Besides NOT getting grainless 16x20 prints, the tonal range of Tech Pan sucks compared to conventional film. There is a reason Tech Pan is recommended for copying documents, etc... The reason people use TriX and HP5 is due to the beautiful tonal range reproduced.

My point is just because this gigabit film has a very high resolution, it doesn't mean it will "look good" for the type of photography people usually do. It could be a specialty film like Tech Pan, ortho, or lith film. These films I would NOT use for conventional photography. It remains to be see how gigabit film looks, but I'm not holding my breath.

So to take advantage of this new film, the problem remains to find a lens that can resolve at this high level and if gigabit film looks just as good as the current films. By the way, I have found a way to make a print look like large format quality. Answer: use large format film. Doh!!


Bill Glickman
27-Jan-2001, 17:52
Armin, Is this film only available in the B&W? I thought they may offer color also? Please advise, thank you.

Allen Friday
14-Mar-2002, 16:37
I always find it interesting in these forums that people who have never tried a product have very definite opinions on them, e.g "So what, no lense can resolve that fine.." I don't really care much for lab tests, other than as a rough guide line because different companies use different standards and comparing the final results is a bit like apples and oranges. I do care about what I can see on the negtive and on the final print!

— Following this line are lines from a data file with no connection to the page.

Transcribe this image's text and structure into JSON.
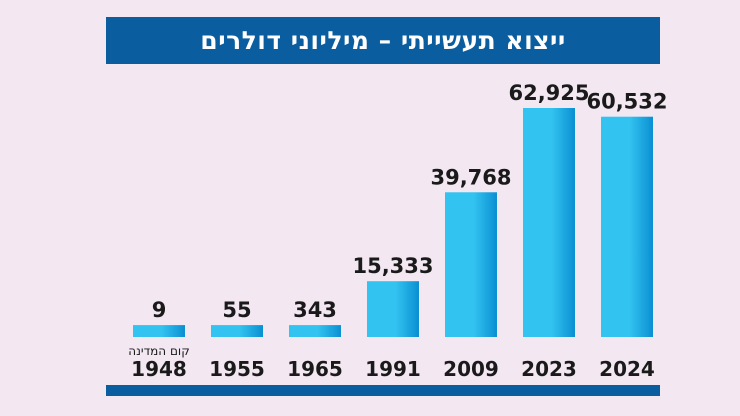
{
  "chart_data": {
    "type": "bar",
    "title": "ייצוא תעשייתי – מיליוני דולרים",
    "categories": [
      "1948",
      "1955",
      "1965",
      "1991",
      "2009",
      "2023",
      "2024"
    ],
    "values": [
      9,
      55,
      343,
      15333,
      39768,
      62925,
      60532
    ],
    "value_labels": [
      "9",
      "55",
      "343",
      "15,333",
      "39,768",
      "62,925",
      "60,532"
    ],
    "annotations": [
      {
        "category": "1948",
        "text": "קום המדינה"
      }
    ],
    "min_visible_fraction": 0.02,
    "ylim": [
      0,
      62925
    ],
    "grid": false,
    "legend": "none",
    "colors": {
      "bar_light": "#33c3f0",
      "bar_dark": "#0a8fd2",
      "accent": "#0a5d9e",
      "text": "#1a1a1a",
      "background": "#f3e8f2"
    }
  }
}
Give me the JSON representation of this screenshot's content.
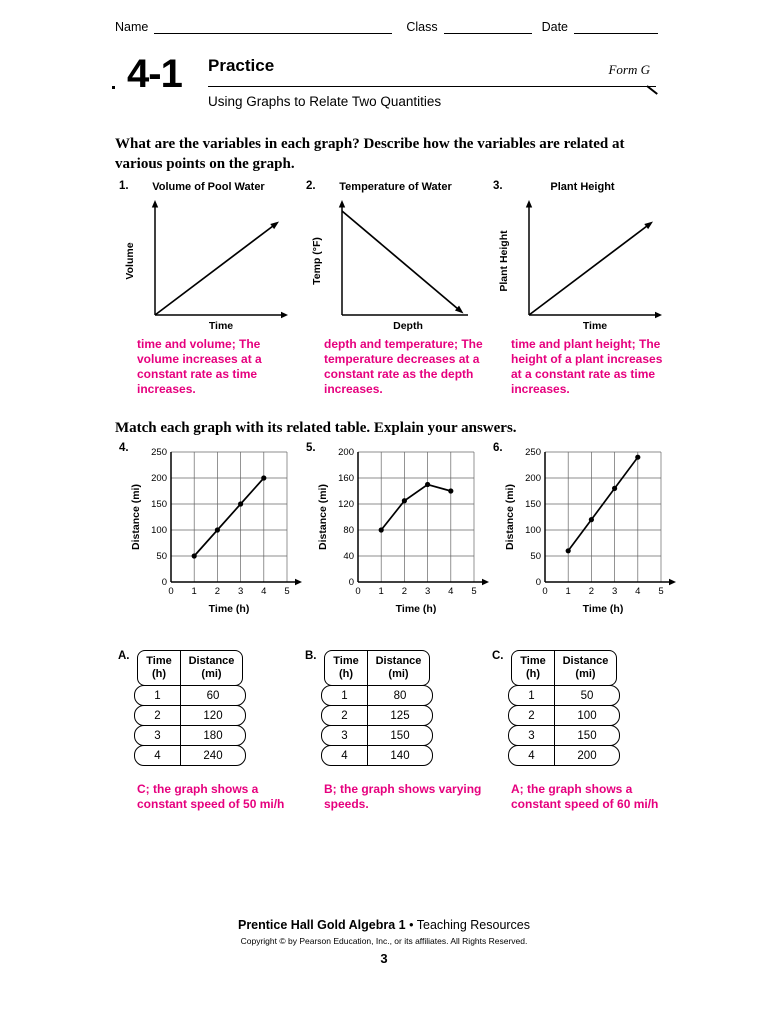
{
  "colors": {
    "answer_pink": "#e6007e"
  },
  "top_fields": {
    "name_label": "Name",
    "class_label": "Class",
    "date_label": "Date"
  },
  "header": {
    "lesson_number": "4-1",
    "title": "Practice",
    "form_label": "Form G",
    "subtitle": "Using Graphs to Relate Two Quantities"
  },
  "intro_text": "What are the variables in each graph? Describe how the variables are related at various points on the graph.",
  "qual_graphs": [
    {
      "number": "1.",
      "title": "Volume of Pool Water",
      "ylabel": "Volume",
      "xlabel": "Time",
      "trend": "increasing",
      "answer": "time and volume; The volume increases at a constant rate as time increases."
    },
    {
      "number": "2.",
      "title": "Temperature of Water",
      "ylabel": "Temp (°F)",
      "xlabel": "Depth",
      "trend": "decreasing",
      "answer": "depth and temperature; The temperature decreases at a constant rate as the depth increases."
    },
    {
      "number": "3.",
      "title": "Plant Height",
      "ylabel": "Plant Height",
      "xlabel": "Time",
      "trend": "increasing",
      "answer": "time and plant height; The height of a plant increases at a constant rate as time increases."
    }
  ],
  "match_instruction": "Match each graph with its related table. Explain your answers.",
  "chart_data": [
    {
      "type": "line",
      "number": "4.",
      "xlabel": "Time (h)",
      "ylabel": "Distance (mi)",
      "x": [
        1,
        2,
        3,
        4
      ],
      "y": [
        50,
        100,
        150,
        200
      ],
      "xticks": [
        0,
        1,
        2,
        3,
        4,
        5
      ],
      "yticks": [
        0,
        50,
        100,
        150,
        200,
        250
      ],
      "xlim": [
        0,
        5
      ],
      "ylim": [
        0,
        250
      ],
      "grid": true
    },
    {
      "type": "line",
      "number": "5.",
      "xlabel": "Time (h)",
      "ylabel": "Distance (mi)",
      "x": [
        1,
        2,
        3,
        4
      ],
      "y": [
        80,
        125,
        150,
        140
      ],
      "xticks": [
        0,
        1,
        2,
        3,
        4,
        5
      ],
      "yticks": [
        0,
        40,
        80,
        120,
        160,
        200
      ],
      "xlim": [
        0,
        5
      ],
      "ylim": [
        0,
        200
      ],
      "grid": true
    },
    {
      "type": "line",
      "number": "6.",
      "xlabel": "Time (h)",
      "ylabel": "Distance (mi)",
      "x": [
        1,
        2,
        3,
        4
      ],
      "y": [
        60,
        120,
        180,
        240
      ],
      "xticks": [
        0,
        1,
        2,
        3,
        4,
        5
      ],
      "yticks": [
        0,
        50,
        100,
        150,
        200,
        250
      ],
      "xlim": [
        0,
        5
      ],
      "ylim": [
        0,
        250
      ],
      "grid": true
    }
  ],
  "tables": [
    {
      "letter": "A.",
      "col1_header": [
        "Time",
        "(h)"
      ],
      "col2_header": [
        "Distance",
        "(mi)"
      ],
      "rows": [
        [
          "1",
          "60"
        ],
        [
          "2",
          "120"
        ],
        [
          "3",
          "180"
        ],
        [
          "4",
          "240"
        ]
      ],
      "answer": "C; the graph shows a constant speed of 50 mi/h"
    },
    {
      "letter": "B.",
      "col1_header": [
        "Time",
        "(h)"
      ],
      "col2_header": [
        "Distance",
        "(mi)"
      ],
      "rows": [
        [
          "1",
          "80"
        ],
        [
          "2",
          "125"
        ],
        [
          "3",
          "150"
        ],
        [
          "4",
          "140"
        ]
      ],
      "answer": "B; the graph shows varying speeds."
    },
    {
      "letter": "C.",
      "col1_header": [
        "Time",
        "(h)"
      ],
      "col2_header": [
        "Distance",
        "(mi)"
      ],
      "rows": [
        [
          "1",
          "50"
        ],
        [
          "2",
          "100"
        ],
        [
          "3",
          "150"
        ],
        [
          "4",
          "200"
        ]
      ],
      "answer": "A; the graph shows a constant speed of 60 mi/h"
    }
  ],
  "footer": {
    "series_title": "Prentice Hall Gold Algebra 1",
    "separator": "•",
    "series_rest": "Teaching Resources",
    "copyright": "Copyright © by Pearson Education, Inc., or its affiliates.  All Rights Reserved.",
    "page_number": "3"
  }
}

I purchased 10 rolls of 35 gigabit and 50 sheets of 4x5 film. I ordered from photoimpx from their US web site. Here are my observations:

I have shot 35 or so of the 4x5 negs. I am currently working on a project to photograph the rural churches, school houses and meeting houses in the county in which I live. As a test for Gigabit, I shot it along side Kodak T-max 100 and Delta 100.

I started using the gigabit developed with the supplied developer. The negs look very thin but print fine using an enlarger. They are not very good for contact prints.

From my side by side comparisons, I found I like Gigabit better than the Kodak oor Ilford in contrasty situations. The Gigabit has a very long stright line. I can "overexpose" one stop, keep the highlights on the straight potion of the curve and still get good shadow detail. With the Delta and Kodak film, I get almost no shadow detail or blow the highlights, or I have to use n- development to keep them on the straight one. I took three negatives of a church, only the gigabit showes detail in the stained glass window which was partially in the shade.

I have shot kodak Tech film in the past and I have never liked the tone or lack of edge sharpness. In the past, fine grain=low edge acutance. Gigabit film is a quantum leap forward in this regard. I have found excellent tone even in large prints.

I have started making contact platinum prints from the gigabit film. I develop the negs in PMK pyro, however. I followed the instructions for n+ development for Kodak Tech Pan film from Hutchins Complete book of pyro. It worked very well for the gigabit film. The gigabit film, developed in pyro, delivers very good contact prints, it allows more seperation in the highlights--perfect for platinum prints--than delta 100 or T-max, but retains much more detail in the shadows.

I have not swithed completely to gigabit because of its low speed and high cost. But for the very contrasty scene, it is my 'go to film." I hope they bring it out in roll film and 8x 10.

Jarred McCaffrey
22-Apr-2002, 14:34

Could you give us the web address for photoimpx. I can't seem to locate it on t he web using search engines and I would love to try this film myself.